David Gomez Matallanas Named Assistant Professor, Awarded Ad Astra Fellowship

Written by: Maryann Kelly
Written on: Wednesday, 04 September, 2019

Now celebrating his tenth year at SBI, Group Leader David Gomez Matallanas has just been named an assistant professor and Ad Astra fellow at UCD. He reflects on the last decade as he looks forward to the future in the following Q&A. 

1. What is your hometown? 

I am from Madrid, Spain. Although I feel very Madrilenian, I also consider myself at home in Santander and Glasgow where I used to live, and of course in Dublin.

2. Tell me a little bit about your SBI journey - how many years have you been here, and what have your different roles been? 

I am the longest serving member of SBI. This September is 10 years since I moved over from Glasgow to do a second postdoc. The idea was to do a short stay and then move elsewhere. Together with Marc Birtwistle and SBI alumni we moved the lab equipment via ferry to our first lab in UCD. I really have seen the institute grow and moved from lab to lab until we got the SBI building. I was a little bit skeptical about the systems biology field, but after a year or so I started to see what this new field was really about and got interested in developing my career in that direction. I have been lucky to be part of many multidisciplinary flag projects of SBI and have moved quite a lot from my original training as experimental biologist by incorporating more and more computational approaches into my research. That is why when the opportunity came to start my own group as a research fellow/PI in SBI I decided to stay here. That was in 2011 and next year I start a new position as Assistant professor with an Ad Astra fellowship.

3. So, for those who may not know what the Ad Astra fellowship is, what does this mean for your group and your own career? 

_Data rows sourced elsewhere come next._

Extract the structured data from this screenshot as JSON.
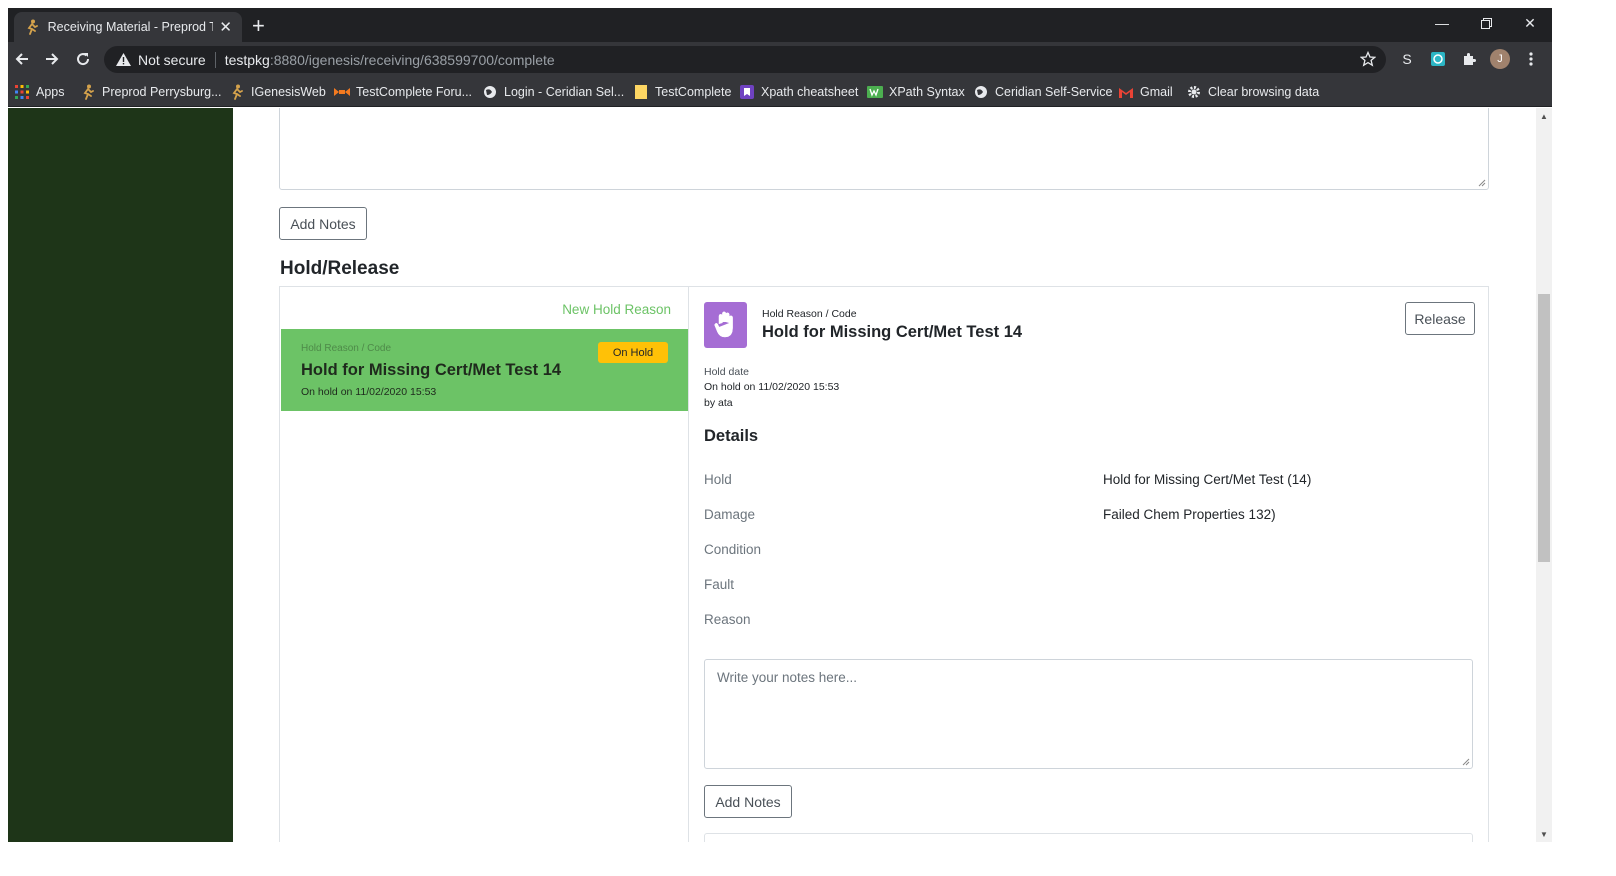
{
  "browser": {
    "tab_title": "Receiving Material - Preprod Tipp",
    "new_tab": "+",
    "url_security": "Not secure",
    "url_host": "testpkg",
    "url_path": ":8880/igenesis/receiving/638599700/complete",
    "profile_initial": "J",
    "extension_s": "S",
    "bookmarks": [
      {
        "label": "Apps",
        "icon": "apps-grid-icon"
      },
      {
        "label": "Preprod Perrysburg...",
        "icon": "runner-icon"
      },
      {
        "label": "IGenesisWeb",
        "icon": "runner-icon"
      },
      {
        "label": "TestComplete Foru...",
        "icon": "testcomplete-icon"
      },
      {
        "label": "Login - Ceridian Sel...",
        "icon": "globe-icon"
      },
      {
        "label": "TestComplete",
        "icon": "folder-icon"
      },
      {
        "label": "Xpath cheatsheet",
        "icon": "bookmark-icon"
      },
      {
        "label": "XPath Syntax",
        "icon": "w3-icon"
      },
      {
        "label": "Ceridian Self-Service",
        "icon": "globe-icon"
      },
      {
        "label": "Gmail",
        "icon": "gmail-icon"
      },
      {
        "label": "Clear browsing data",
        "icon": "gear-icon"
      }
    ]
  },
  "page": {
    "add_notes_top": "Add Notes",
    "section_title": "Hold/Release",
    "new_hold_reason": "New Hold Reason",
    "hold_item": {
      "label": "Hold Reason / Code",
      "name": "Hold for Missing Cert/Met Test 14",
      "date": "On hold on 11/02/2020 15:53",
      "badge": "On Hold"
    },
    "detail": {
      "label": "Hold Reason / Code",
      "name": "Hold for Missing Cert/Met Test 14",
      "release_button": "Release",
      "hold_date_label": "Hold date",
      "hold_date_value": "On hold on 11/02/2020 15:53",
      "hold_by": "by ata",
      "details_heading": "Details",
      "rows": [
        {
          "label": "Hold",
          "value": "Hold for Missing Cert/Met Test (14)"
        },
        {
          "label": "Damage",
          "value": "Failed Chem Properties 132)"
        },
        {
          "label": "Condition",
          "value": ""
        },
        {
          "label": "Fault",
          "value": ""
        },
        {
          "label": "Reason",
          "value": ""
        }
      ],
      "notes_placeholder": "Write your notes here...",
      "add_notes": "Add Notes"
    }
  },
  "colors": {
    "sidebar": "#1e3518",
    "hold_green": "#6cc366",
    "badge_yellow": "#ffc107",
    "hand_purple": "#a56dd4"
  }
}
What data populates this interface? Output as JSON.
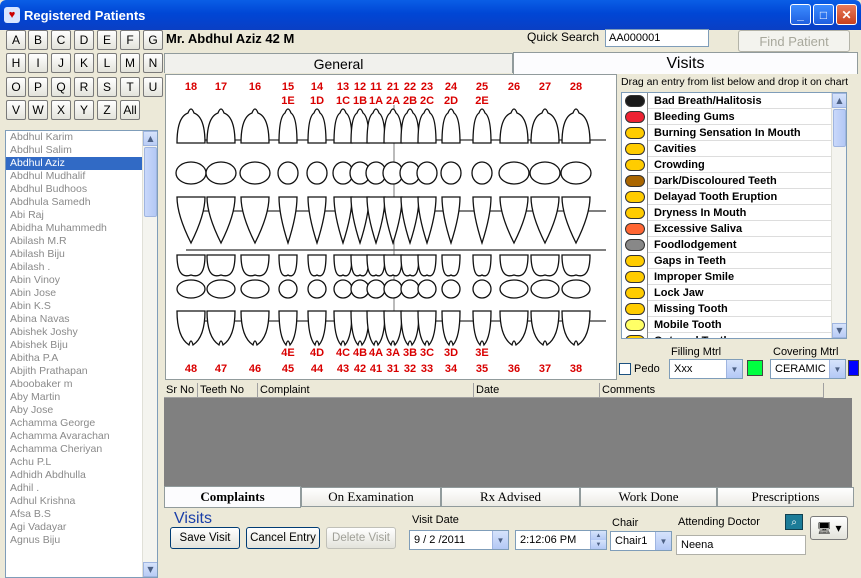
{
  "window": {
    "title": "Registered Patients"
  },
  "alphabet": [
    "A",
    "B",
    "C",
    "D",
    "E",
    "F",
    "G",
    "H",
    "I",
    "J",
    "K",
    "L",
    "M",
    "N",
    "O",
    "P",
    "Q",
    "R",
    "S",
    "T",
    "U",
    "V",
    "W",
    "X",
    "Y",
    "Z",
    "All"
  ],
  "patients": [
    "Abdhul Karim",
    "Abdhul Salim",
    "Abdhul Aziz",
    "Abdhul Mudhalif",
    "Abdhul Budhoos",
    "Abdhula Samedh",
    "Abi Raj",
    "Abidha Muhammedh",
    "Abilash M.R",
    "Abilash Biju",
    "Abilash .",
    "Abin Vinoy",
    "Abin Jose",
    "Abin K.S",
    "Abina Navas",
    "Abishek Joshy",
    "Abishek Biju",
    "Abitha P.A",
    "Abjith Prathapan",
    "Aboobaker m",
    "Aby Martin",
    "Aby Jose",
    "Achamma George",
    "Achamma Avarachan",
    "Achamma Cheriyan",
    "Achu P.L",
    "Adhidh Abdhulla",
    "Adhil .",
    "Adhul Krishna",
    "Afsa B.S",
    "Agi Vadayar",
    "Agnus Biju"
  ],
  "selected_patient": "Abdhul Aziz",
  "header": {
    "patient_label": "Mr. Abdhul  Aziz 42 M",
    "quick_search_label": "Quick Search",
    "quick_search_value": "AA000001",
    "find_label": "Find Patient"
  },
  "tabs_top": {
    "general": "General",
    "visits": "Visits"
  },
  "chart": {
    "top_numbers": [
      "18",
      "17",
      "16",
      "15",
      "14",
      "13",
      "12",
      "11",
      "21",
      "22",
      "23",
      "24",
      "25",
      "26",
      "27",
      "28"
    ],
    "top_sub": [
      "1E",
      "1D",
      "1C",
      "1B",
      "1A",
      "2A",
      "2B",
      "2C",
      "2D",
      "2E"
    ],
    "bottom_sub": [
      "4E",
      "4D",
      "4C",
      "4B",
      "4A",
      "3A",
      "3B",
      "3C",
      "3D",
      "3E"
    ],
    "bottom_numbers": [
      "48",
      "47",
      "46",
      "45",
      "44",
      "43",
      "42",
      "41",
      "31",
      "32",
      "33",
      "34",
      "35",
      "36",
      "37",
      "38"
    ]
  },
  "complaints_panel": {
    "hint": "Drag an entry from list below and drop it on chart",
    "items": [
      "Bad Breath/Halitosis",
      "Bleeding Gums",
      "Burning Sensation In Mouth",
      "Cavities",
      "Crowding",
      "Dark/Discoloured Teeth",
      "Delayad Tooth Eruption",
      "Dryness In Mouth",
      "Excessive Saliva",
      "Foodlodgement",
      "Gaps in Teeth",
      "Improper Smile",
      "Lock Jaw",
      "Missing  Tooth",
      "Mobile Tooth",
      "Outward Teeth"
    ],
    "pedo_label": "Pedo",
    "filling_label": "Filling Mtrl",
    "filling_value": "Xxx",
    "covering_label": "Covering Mtrl",
    "covering_value": "CERAMIC"
  },
  "grid": {
    "headers": [
      "Sr No",
      "Teeth No",
      "Complaint",
      "Date",
      "Comments"
    ]
  },
  "bottom_tabs": [
    "Complaints",
    "On Examination",
    "Rx Advised",
    "Work Done",
    "Prescriptions"
  ],
  "visits": {
    "title": "Visits",
    "save": "Save Visit",
    "cancel": "Cancel Entry",
    "delete": "Delete Visit",
    "visit_date_label": "Visit Date",
    "date": "9 / 2 /2011",
    "time": "2:12:06 PM",
    "chair_label": "Chair",
    "chair_value": "Chair1",
    "doctor_label": "Attending Doctor",
    "doctor_value": "Neena"
  },
  "colors": {
    "titlebar": "#0046d5",
    "tooth_number": "#d90000",
    "filling_swatch": "#00ff40",
    "covering_swatch": "#0000ff",
    "selected": "#316ac5"
  }
}
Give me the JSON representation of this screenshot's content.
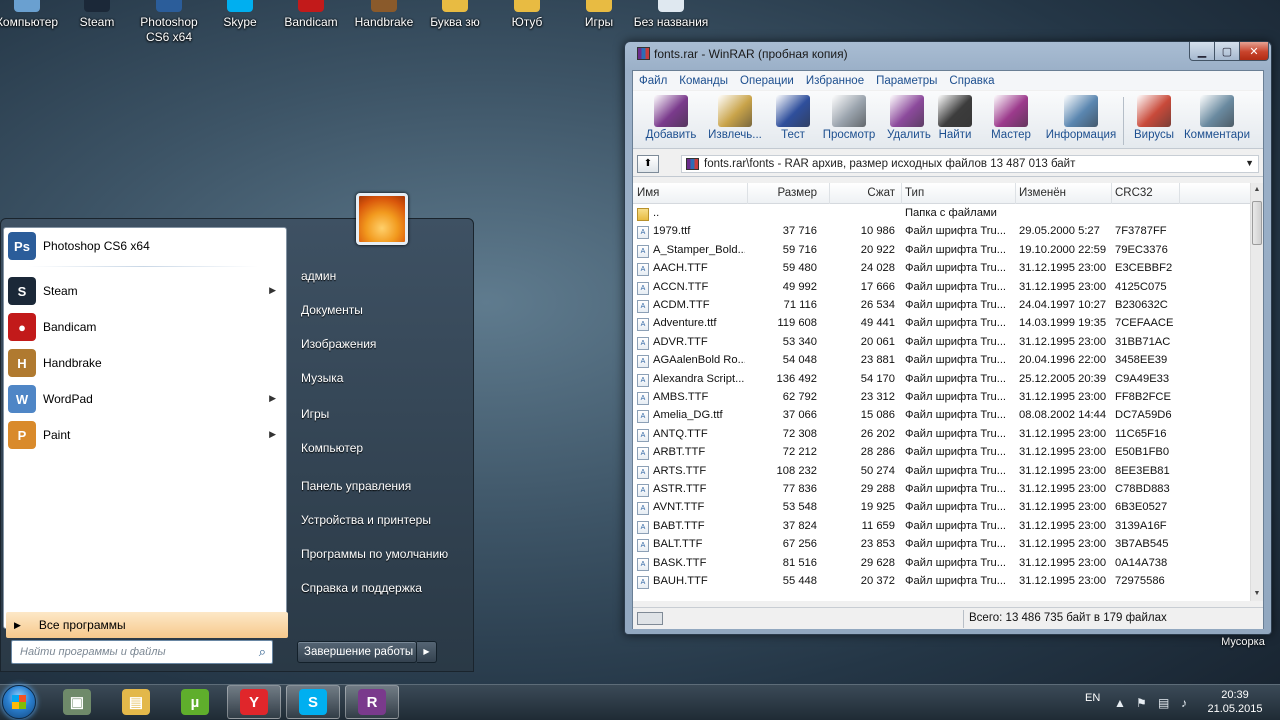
{
  "desktop_icons": [
    {
      "label": "Компьютер",
      "icon": "computer-icon",
      "color": "#6aa0d0"
    },
    {
      "label": "Steam",
      "icon": "steam-icon",
      "color": "#1b2838"
    },
    {
      "label": "Photoshop CS6 x64",
      "icon": "photoshop-icon",
      "color": "#2b5d9a"
    },
    {
      "label": "Skype",
      "icon": "skype-icon",
      "color": "#00aff0"
    },
    {
      "label": "Bandicam",
      "icon": "bandicam-icon",
      "color": "#c21a1a"
    },
    {
      "label": "Handbrake",
      "icon": "handbrake-icon",
      "color": "#8a5a2b"
    },
    {
      "label": "Буква зю",
      "icon": "folder-icon",
      "color": "#e8bb42"
    },
    {
      "label": "Ютуб",
      "icon": "folder-icon",
      "color": "#e8bb42"
    },
    {
      "label": "Игры",
      "icon": "folder-icon",
      "color": "#e8bb42"
    },
    {
      "label": "Без названия",
      "icon": "file-icon",
      "color": "#dfe8f0"
    }
  ],
  "recycle_bin": {
    "label": "Мусорка",
    "icon": "recycle-bin-icon"
  },
  "start_menu": {
    "pinned": [
      {
        "label": "Photoshop CS6 x64",
        "icon": "photoshop-icon",
        "glyph": "Ps",
        "color": "#2b5d9a",
        "submenu": false
      },
      {
        "label": "Steam",
        "icon": "steam-icon",
        "glyph": "S",
        "color": "#1b2838",
        "submenu": true
      },
      {
        "label": "Bandicam",
        "icon": "bandicam-icon",
        "glyph": "●",
        "color": "#c21a1a",
        "submenu": false
      },
      {
        "label": "Handbrake",
        "icon": "handbrake-icon",
        "glyph": "H",
        "color": "#b07a30",
        "submenu": false
      },
      {
        "label": "WordPad",
        "icon": "wordpad-icon",
        "glyph": "W",
        "color": "#4f86c6",
        "submenu": true
      },
      {
        "label": "Paint",
        "icon": "paint-icon",
        "glyph": "P",
        "color": "#d98a2b",
        "submenu": true
      }
    ],
    "all_programs": "Все программы",
    "search_placeholder": "Найти программы и файлы",
    "right_links": [
      "админ",
      "Документы",
      "Изображения",
      "Музыка",
      "Игры",
      "Компьютер",
      "Панель управления",
      "Устройства и принтеры",
      "Программы по умолчанию",
      "Справка и поддержка"
    ],
    "shutdown": "Завершение работы"
  },
  "taskbar": {
    "buttons": [
      {
        "icon": "computer-icon",
        "glyph": "▣",
        "color": "#6f8a6a"
      },
      {
        "icon": "explorer-folder-icon",
        "glyph": "▤",
        "color": "#e3b84a"
      },
      {
        "icon": "utorrent-icon",
        "glyph": "µ",
        "color": "#5fae2c"
      },
      {
        "icon": "yandex-browser-icon",
        "glyph": "Y",
        "color": "#e0262b"
      },
      {
        "icon": "skype-icon",
        "glyph": "S",
        "color": "#00aff0"
      },
      {
        "icon": "winrar-icon",
        "glyph": "R",
        "color": "#7a3a8c"
      }
    ],
    "lang": "EN",
    "time": "20:39",
    "date": "21.05.2015"
  },
  "winrar": {
    "title": "fonts.rar - WinRAR (пробная копия)",
    "menu": [
      "Файл",
      "Команды",
      "Операции",
      "Избранное",
      "Параметры",
      "Справка"
    ],
    "toolbar": [
      {
        "label": "Добавить",
        "icon": "add-archive-icon",
        "color": "#7a3a8c"
      },
      {
        "label": "Извлечь...",
        "icon": "extract-icon",
        "color": "#c9a44a"
      },
      {
        "label": "Тест",
        "icon": "test-icon",
        "color": "#2f4f9c"
      },
      {
        "label": "Просмотр",
        "icon": "view-icon",
        "color": "#9aa3ad"
      },
      {
        "label": "Удалить",
        "icon": "delete-icon",
        "color": "#8c4a9c"
      },
      {
        "label": "Найти",
        "icon": "find-icon",
        "color": "#3c3c3c"
      },
      {
        "label": "Мастер",
        "icon": "wizard-icon",
        "color": "#9c3a8c"
      },
      {
        "label": "Информация",
        "icon": "info-icon",
        "color": "#5a86b0"
      },
      {
        "label": "Вирусы",
        "icon": "virus-scan-icon",
        "color": "#c94a3a"
      },
      {
        "label": "Комментари",
        "icon": "comment-icon",
        "color": "#6a8aa0"
      }
    ],
    "path": "fonts.rar\\fonts - RAR архив, размер исходных файлов 13 487 013 байт",
    "columns": [
      "Имя",
      "Размер",
      "Сжат",
      "Тип",
      "Изменён",
      "CRC32"
    ],
    "rows": [
      {
        "name": "..",
        "size": "",
        "packed": "",
        "type": "Папка с файлами",
        "modified": "",
        "crc": "",
        "folder": true
      },
      {
        "name": "1979.ttf",
        "size": "37 716",
        "packed": "10 986",
        "type": "Файл шрифта Tru...",
        "modified": "29.05.2000 5:27",
        "crc": "7F3787FF"
      },
      {
        "name": "A_Stamper_Bold...",
        "size": "59 716",
        "packed": "20 922",
        "type": "Файл шрифта Tru...",
        "modified": "19.10.2000 22:59",
        "crc": "79EC3376"
      },
      {
        "name": "AACH.TTF",
        "size": "59 480",
        "packed": "24 028",
        "type": "Файл шрифта Tru...",
        "modified": "31.12.1995 23:00",
        "crc": "E3CEBBF2"
      },
      {
        "name": "ACCN.TTF",
        "size": "49 992",
        "packed": "17 666",
        "type": "Файл шрифта Tru...",
        "modified": "31.12.1995 23:00",
        "crc": "4125C075"
      },
      {
        "name": "ACDM.TTF",
        "size": "71 116",
        "packed": "26 534",
        "type": "Файл шрифта Tru...",
        "modified": "24.04.1997 10:27",
        "crc": "B230632C"
      },
      {
        "name": "Adventure.ttf",
        "size": "119 608",
        "packed": "49 441",
        "type": "Файл шрифта Tru...",
        "modified": "14.03.1999 19:35",
        "crc": "7CEFAACE"
      },
      {
        "name": "ADVR.TTF",
        "size": "53 340",
        "packed": "20 061",
        "type": "Файл шрифта Tru...",
        "modified": "31.12.1995 23:00",
        "crc": "31BB71AC"
      },
      {
        "name": "AGAalenBold Ro...",
        "size": "54 048",
        "packed": "23 881",
        "type": "Файл шрифта Tru...",
        "modified": "20.04.1996 22:00",
        "crc": "3458EE39"
      },
      {
        "name": "Alexandra Script...",
        "size": "136 492",
        "packed": "54 170",
        "type": "Файл шрифта Tru...",
        "modified": "25.12.2005 20:39",
        "crc": "C9A49E33"
      },
      {
        "name": "AMBS.TTF",
        "size": "62 792",
        "packed": "23 312",
        "type": "Файл шрифта Tru...",
        "modified": "31.12.1995 23:00",
        "crc": "FF8B2FCE"
      },
      {
        "name": "Amelia_DG.ttf",
        "size": "37 066",
        "packed": "15 086",
        "type": "Файл шрифта Tru...",
        "modified": "08.08.2002 14:44",
        "crc": "DC7A59D6"
      },
      {
        "name": "ANTQ.TTF",
        "size": "72 308",
        "packed": "26 202",
        "type": "Файл шрифта Tru...",
        "modified": "31.12.1995 23:00",
        "crc": "11C65F16"
      },
      {
        "name": "ARBT.TTF",
        "size": "72 212",
        "packed": "28 286",
        "type": "Файл шрифта Tru...",
        "modified": "31.12.1995 23:00",
        "crc": "E50B1FB0"
      },
      {
        "name": "ARTS.TTF",
        "size": "108 232",
        "packed": "50 274",
        "type": "Файл шрифта Tru...",
        "modified": "31.12.1995 23:00",
        "crc": "8EE3EB81"
      },
      {
        "name": "ASTR.TTF",
        "size": "77 836",
        "packed": "29 288",
        "type": "Файл шрифта Tru...",
        "modified": "31.12.1995 23:00",
        "crc": "C78BD883"
      },
      {
        "name": "AVNT.TTF",
        "size": "53 548",
        "packed": "19 925",
        "type": "Файл шрифта Tru...",
        "modified": "31.12.1995 23:00",
        "crc": "6B3E0527"
      },
      {
        "name": "BABT.TTF",
        "size": "37 824",
        "packed": "11 659",
        "type": "Файл шрифта Tru...",
        "modified": "31.12.1995 23:00",
        "crc": "3139A16F"
      },
      {
        "name": "BALT.TTF",
        "size": "67 256",
        "packed": "23 853",
        "type": "Файл шрифта Tru...",
        "modified": "31.12.1995 23:00",
        "crc": "3B7AB545"
      },
      {
        "name": "BASK.TTF",
        "size": "81 516",
        "packed": "29 628",
        "type": "Файл шрифта Tru...",
        "modified": "31.12.1995 23:00",
        "crc": "0A14A738"
      },
      {
        "name": "BAUH.TTF",
        "size": "55 448",
        "packed": "20 372",
        "type": "Файл шрифта Tru...",
        "modified": "31.12.1995 23:00",
        "crc": "72975586"
      }
    ],
    "status": "Всего: 13 486 735 байт в 179 файлах"
  }
}
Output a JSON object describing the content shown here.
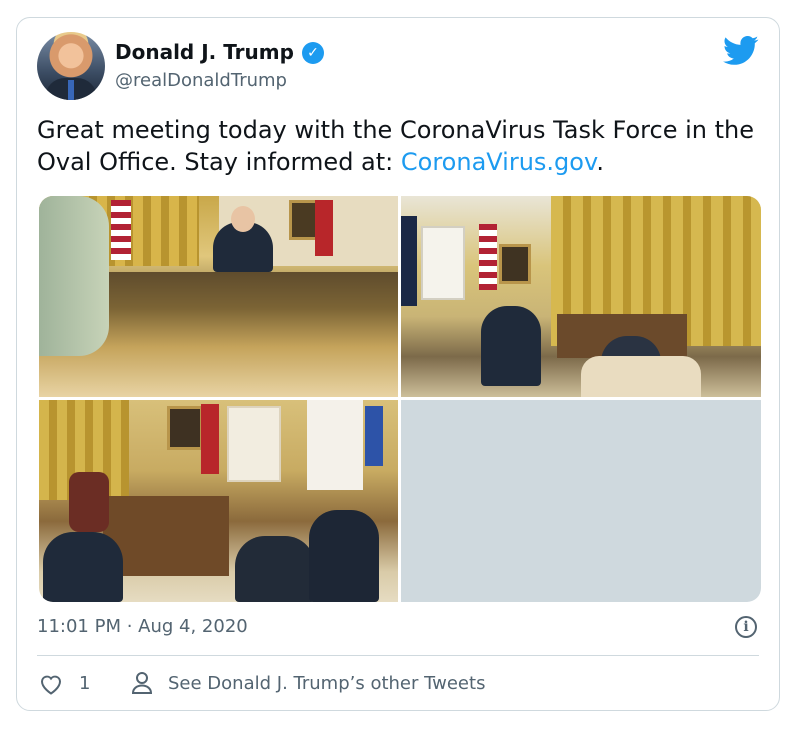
{
  "tweet": {
    "author_name": "Donald J. Trump",
    "handle": "@realDonaldTrump",
    "verified_icon": "verified-badge-icon",
    "text_main": "Great meeting today with the CoronaVirus Task Force in the Oval Office. Stay informed at: ",
    "link_text": "CoronaVirus.gov",
    "text_end": ".",
    "timestamp": "11:01 PM · Aug 4, 2020",
    "likes": "1",
    "other_tweets_label": "See Donald J. Trump’s other Tweets"
  },
  "icons": {
    "brand": "twitter-bird-icon",
    "info": "info-icon",
    "like": "heart-icon",
    "profile": "person-icon"
  },
  "colors": {
    "accent": "#1d9bf0",
    "secondary_text": "#536471",
    "border": "#cfd9de"
  }
}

This is part of a programme to recruit new lecturers to UCD with a competitive research profile. At a personal level, it means a step up in my professional ladder and I will become a member of the School of Medicine faculty. This fellowship will sponsor a new PhD student and help me consolidate my group. It also means that I will get more involved in teaching and I am looking forward to this new challenge and in particular to help creating new programmes that increase the education of UCD students in the field of Systems Biology. As a biologist that has learned about this field on the go I really think that acquiring skills in systems biology is necessary for the new generation of biomedicine professionals and therefore with this fellowship I can work towards this end.

4. What is your group working on at the moment?

Currently my group is 4 researches who work on three projects. Although the topics may seem a little bit diverse, all of them focus on understanding how molecular networks are organised and determine different biological functions. Lucía and Stephanie are funded by a Career Development Award from SFI that focuses on the study of a protein called LATS1 in metastatic melanoma. This protein is part of the machinery that makes sure that the cell dies when it has to die and we have seen that is not working properly in skin cancer cells. So, we are trying to understand what is going wrong and if we can find ways to revert things to normal and this way kill the tumour’s cell. Aoife works in COLOSSUS, an EU funded project where we are trying to characterise a subgroup of colorectal cancer patients for which we do not have effective treatments at the moment. We are using a technique called proteomics that allows us to identify the proteins that are in the tumour of a specific patient. With this information and other data from our partners, we aim to understand what is wrong in each of the patients. With this information, we try to create new ways of treating these patients. In the consortium we generate a lot of data, and in order to make sense of these we use computers to generate mathematical models that can reproduce what is happening in the patients. This is similar to the way they do the models for the weather forecast but instead of using the speed of wind or atmospheric pressure we use protein and gene information. The third project that is very advanced is SmartNanoTox. Here we also develop computational models using information from our experiments, but in this case, we focus on the study of nanoparticles. Nanoparticles are everywhere these days and some of them are toxic. For this reason, we need to test these materials toxicity which requires a lot of experiments, time and money. In our part of the project, which is performed by Hilary, we are trying to know the molecules that bind to the nanoparticles and how this may result in a toxic reaction. With this information and data from other partners we are creating the computational models that in this case will help to perform toxicology tests in the computer in a faster, cheaper and safer way.     


5. That is three projects, but you said you have four on the go.

Yes, the new project has just started on September 1, 2019, and I need to recruit a new postdoctoral researcher. It is funded by the EU and is called 3TR (Taxonomy, Treatment, Targets and Remission). This project moves from the cancer field but will apply what we learned in this disease to other diseases. In particular, it will focus on the identification of the molecular mechanisms of non-response to treatments, relapses and remission in autoimmune, inflammatory, and allergic conditions. In this case we will be involved mainly in the computational side and help developing new approaches for the integration of the data generated by other partners. This is a very exciting project where we will apply machine learning/artificial intelligence and we will work with clinicians, other basic researchers and pharma companies. There is still a lot of work to be done in the coming years, but I am looking forward to new opportunities.